Westbrook’s decision to choose Oklahoma City — not as a restricted free agent or through the draft, but out of his own free will when all his peers had left — validates a city that’s proud of itself in every other way.
It means so much to people like Brister, who have never known any other hometown professional team.
“The guy will go back to LA or New York or go live in Paris when his days [here] are over, but he went to god status pretty quick,” Brister said. “For Russ to buck that trend and stay here, he could probably run for some legislature down the road and just waltz right in.”
Durant made his decision on July 4, forever marring a day of celebration. But Oklahomans only had to postpone their celebration for a month. When Westbrook re-signed, Oklahoma City’s mayor declared Aug. 4 an official holiday: Russell Westbrook Day.
“What he said was, ‘I want to be in Oklahoma City,’ and KD never said that,” Taylor said. “The people here, they really love Oklahoma. For Westbrook to reach out, and say, ‘I want to stay in Oklahoma,’ it was a big deal. I’m telling you, you would have thought we won the championship.”
Oklahomans are aware that Westbrook’s extension doesn’t mean he’ll play for the Thunder forever. His new contract pays him more, offers him a player option on the third year, and allows him to earn the highest tier of maximum salary when he can hit the open market after the 2017-18 season.
Still, Westbrook chose Oklahoma City. That’s enough to make any departure OK in the eyes of most fans.
“When his career is over, he’ll be the guy who fans remember the most,” Brister said. “Even if he doesn’t play his whole career here.”
Who is Russell Westbrook? Only a few people really know. Even media members who have covered him for years say the same thing. He represents so many different things to the millions of people who know him, even if that knowing is just pixels on a screen.

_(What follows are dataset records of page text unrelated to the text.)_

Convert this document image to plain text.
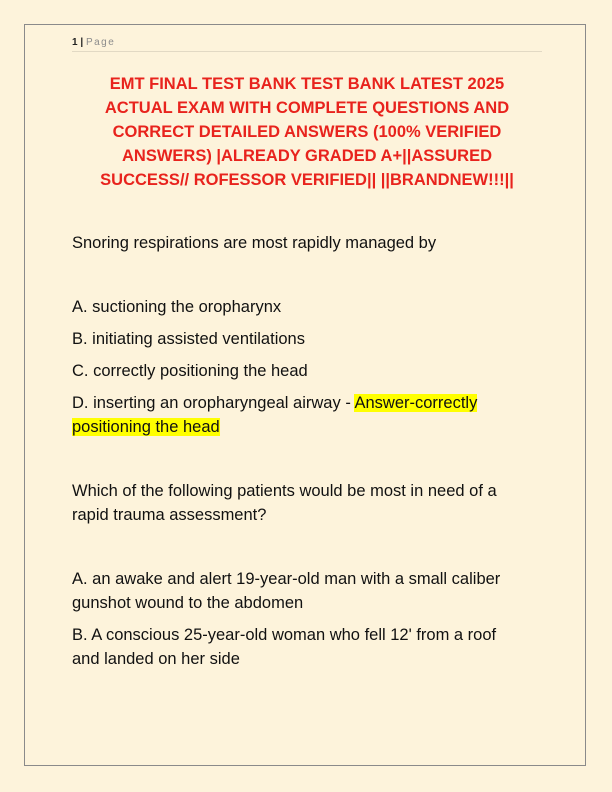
1 | Page
EMT FINAL TEST BANK TEST BANK LATEST 2025
ACTUAL EXAM WITH COMPLETE QUESTIONS AND
CORRECT DETAILED ANSWERS (100% VERIFIED
ANSWERS) |ALREADY GRADED A+||ASSURED
SUCCESS// ROFESSOR VERIFIED|| ||BRANDNEW!!!||
Snoring respirations are most rapidly managed by
A. suctioning the oropharynx
B. initiating assisted ventilations
C. correctly positioning the head
D. inserting an oropharyngeal airway - Answer-correctly
positioning the head
Which of the following patients would be most in need of a
rapid trauma assessment?
A. an awake and alert 19-year-old man with a small caliber
gunshot wound to the abdomen
B. A conscious 25-year-old woman who fell 12' from a roof
and landed on her side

He’s an explosive, shot-happy athlete always pushing the boundaries of “point guard.”
An eccentric fashionista whose heart still lies in Los Angeles.
A family man without a large inner circle to influence him.
A bully to the media for no reason.
A savior to the Thunder, who chose them when Kevin Durant didn’t.
An icon that a city can prop itself up by, even if they don’t truly know him.
Perhaps the version of Westbrook that stands out the most is Donovan’s. Donovan has only coached Westbrook for one season, but he can’t heap enough praise on his superstar when asked.
During a 96-second soliloquy, the Thunder coach debunked unfair perceptions and highlighted the traits that make Westbrook exceptional. He emphasized how much Westbrook does unseen for the community and reiterated the enjoyment he receives just by being around Westbrook. At one point, Donovan ran out of adjectives to express his joy.
“He’s a great, great guy,” he said. “A great guy.”
Westbrook is a culmination of all of those things, and probably more. We may never fully know.
That’s fine. Russell Westbrook is Russell Westbrook, and you can fill in the rest.